Chicory is a bitter green typically served cooked in butter or sautéed, but for my spin on this classic southern ingredient, I found inspiration from the bitter green salads so popular in LA.  Dandelion greens, arugula, frisée, radicchio, or any other green with a bite are wonderful contrasts to sweet bacon, pungent blue cheese, and toasted walnuts in this salad.  Paired with rich and savory southern style cooking, this bright salad balances out the meal.

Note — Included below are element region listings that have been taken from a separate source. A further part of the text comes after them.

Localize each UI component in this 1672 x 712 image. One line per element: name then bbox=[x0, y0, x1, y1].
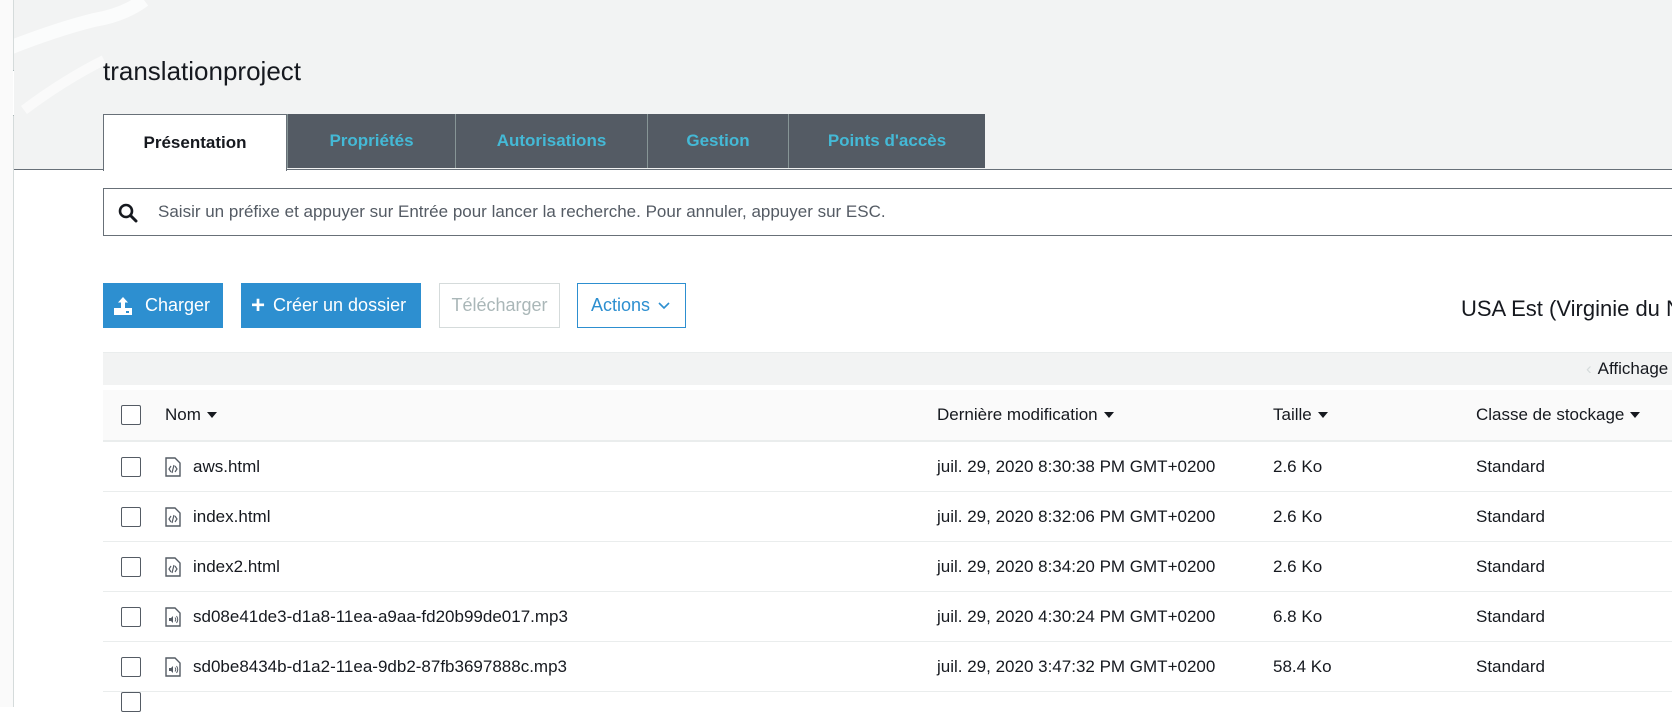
table-row[interactable]: sd0be8434b-d1a2-11ea-9db2-87fb3697888c.m… bbox=[103, 642, 1672, 692]
column-header-name-label: Nom bbox=[165, 405, 201, 424]
search-box bbox=[103, 188, 1672, 236]
upload-button[interactable]: Charger bbox=[103, 283, 223, 328]
row-checkbox[interactable] bbox=[121, 556, 141, 577]
file-storage-class: Standard bbox=[1476, 656, 1545, 676]
column-header-name[interactable]: Nom bbox=[165, 390, 217, 440]
column-header-storage-class-label: Classe de stockage bbox=[1476, 405, 1625, 424]
file-storage-class: Standard bbox=[1476, 506, 1545, 526]
file-modified: juil. 29, 2020 8:34:20 PM GMT+0200 bbox=[937, 556, 1216, 576]
search-input[interactable] bbox=[158, 189, 1658, 235]
view-bar bbox=[103, 352, 1672, 385]
file-modified: juil. 29, 2020 4:30:24 PM GMT+0200 bbox=[937, 606, 1216, 626]
tab-bar: Présentation Propriétés Autorisations Ge… bbox=[103, 114, 985, 171]
table-row[interactable]: index.html juil. 29, 2020 8:32:06 PM GMT… bbox=[103, 492, 1672, 542]
tab-presentation[interactable]: Présentation bbox=[103, 114, 287, 171]
file-modified: juil. 29, 2020 8:32:06 PM GMT+0200 bbox=[937, 506, 1216, 526]
file-size: 2.6 Ko bbox=[1273, 456, 1323, 476]
column-header-size-label: Taille bbox=[1273, 405, 1312, 424]
row-checkbox[interactable] bbox=[121, 606, 141, 627]
file-size: 2.6 Ko bbox=[1273, 506, 1323, 526]
file-name[interactable]: index.html bbox=[193, 507, 270, 527]
table-row[interactable]: index2.html juil. 29, 2020 8:34:20 PM GM… bbox=[103, 542, 1672, 592]
file-name[interactable]: sd0be8434b-d1a2-11ea-9db2-87fb3697888c.m… bbox=[193, 657, 567, 677]
column-header-size[interactable]: Taille bbox=[1273, 390, 1328, 440]
row-checkbox[interactable] bbox=[121, 506, 141, 527]
sort-down-icon bbox=[206, 412, 217, 418]
search-icon bbox=[118, 203, 138, 223]
audio-file-icon bbox=[165, 656, 181, 677]
file-name[interactable]: aws.html bbox=[193, 457, 260, 477]
download-button[interactable]: Télécharger bbox=[439, 283, 560, 328]
column-header-modified[interactable]: Dernière modification bbox=[937, 390, 1114, 440]
column-header-modified-label: Dernière modification bbox=[937, 405, 1098, 424]
create-folder-button-label: Créer un dossier bbox=[273, 295, 407, 315]
chevron-down-icon bbox=[658, 301, 670, 309]
view-selector[interactable]: ‹ Affichage bbox=[1586, 359, 1668, 379]
row-checkbox[interactable] bbox=[121, 656, 141, 677]
column-header-storage-class[interactable]: Classe de stockage bbox=[1476, 390, 1641, 440]
left-rail bbox=[0, 0, 14, 707]
upload-button-label: Charger bbox=[145, 295, 211, 315]
objects-table: Nom Dernière modification Taille Classe … bbox=[103, 390, 1672, 712]
table-header: Nom Dernière modification Taille Classe … bbox=[103, 390, 1672, 442]
file-modified: juil. 29, 2020 8:30:38 PM GMT+0200 bbox=[937, 456, 1216, 476]
plus-icon: + bbox=[251, 291, 266, 319]
row-checkbox[interactable] bbox=[121, 456, 141, 477]
sort-down-icon bbox=[1103, 412, 1114, 418]
page-title: translationproject bbox=[103, 56, 301, 86]
file-modified: juil. 29, 2020 3:47:32 PM GMT+0200 bbox=[937, 656, 1216, 676]
upload-icon bbox=[114, 296, 132, 315]
view-label: Affichage bbox=[1597, 359, 1669, 378]
file-size: 58.4 Ko bbox=[1273, 656, 1332, 676]
create-folder-button[interactable]: + Créer un dossier bbox=[241, 283, 421, 328]
table-row[interactable]: sd08e41de3-d1a8-11ea-a9aa-fd20b99de017.m… bbox=[103, 592, 1672, 642]
file-size: 2.6 Ko bbox=[1273, 556, 1323, 576]
code-file-icon bbox=[165, 506, 181, 527]
file-size: 6.8 Ko bbox=[1273, 606, 1323, 626]
file-storage-class: Standard bbox=[1476, 606, 1545, 626]
file-name[interactable]: sd08e41de3-d1a8-11ea-a9aa-fd20b99de017.m… bbox=[193, 607, 568, 627]
region-label: USA Est (Virginie du Nord) bbox=[1461, 296, 1672, 321]
tab-access-points[interactable]: Points d'accès bbox=[788, 114, 985, 168]
code-file-icon bbox=[165, 556, 181, 577]
tab-permissions[interactable]: Autorisations bbox=[455, 114, 647, 168]
actions-dropdown-button[interactable]: Actions bbox=[577, 283, 686, 328]
download-button-label: Télécharger bbox=[451, 295, 548, 315]
sort-down-icon bbox=[1630, 412, 1641, 418]
tab-properties[interactable]: Propriétés bbox=[287, 114, 455, 168]
actions-button-label: Actions bbox=[591, 295, 651, 315]
row-checkbox[interactable] bbox=[121, 692, 141, 712]
file-name[interactable]: index2.html bbox=[193, 557, 280, 577]
file-storage-class: Standard bbox=[1476, 556, 1545, 576]
select-all-checkbox[interactable] bbox=[121, 405, 141, 425]
audio-file-icon bbox=[165, 606, 181, 627]
chevron-left-icon: ‹ bbox=[1586, 359, 1592, 378]
file-storage-class: Standard bbox=[1476, 456, 1545, 476]
sort-down-icon bbox=[1317, 412, 1328, 418]
table-row[interactable] bbox=[103, 692, 1672, 712]
code-file-icon bbox=[165, 456, 181, 477]
table-row[interactable]: aws.html juil. 29, 2020 8:30:38 PM GMT+0… bbox=[103, 442, 1672, 492]
tab-management[interactable]: Gestion bbox=[647, 114, 788, 168]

1 lb chicory greens, arugula, frisée, or radicchio (any bitter greens) 
4 oz bacon, diced
2 oz blue cheese
1/4 cup walnut halves

1 tablespoon sherry vinegar
3 tablespoons olive oil
1 teaspoon honey
Salt and Pepper to taste

In a pan over medium heat, cook the bacon until just crisp.  Mix together the vinaigrette and combine with the bacon and chicory.  Sprinkle in the cheese and walnuts.

Classic Pecan Pralines

Melt in your mouth pralines (prah-lines if you're from the south) are the perfect way to end a meal.  I add a touch of bourbon to mine, but otherwise, this is a pretty simple take on a classic recipe.

1 cup pecans
1 cup light brown sugar, packed
1/2 cup heavy cream
1/4 cup unsalted butter
1/4 tsp salt
1 teaspoon vanilla extract
1 teaspoon Bourbon

Preheat oven to 325 degrees. Spread the pecans on a cookie sheet and bake until lightly toasted (about 5 minutes).  Line a cookie sheet with parchment paper. Fit a heavy-bottomed saucepan with a candy thermometer. Over high heat, cook the cream, butter, salt and brown sugar to 240 degrees (soft ball). If necessary, stir once to help dissolve the sugar. Remove from the heat and let sit for 15 seconds. CAREFULLY stir in the vanilla, bourbon, and toasted pecans. (It might spit and sputter) Stir until the mixture looks creamy and slightly thickened. Drop by tablespoonfuls onto the prepared cookie sheet. Cool for 20 minutes.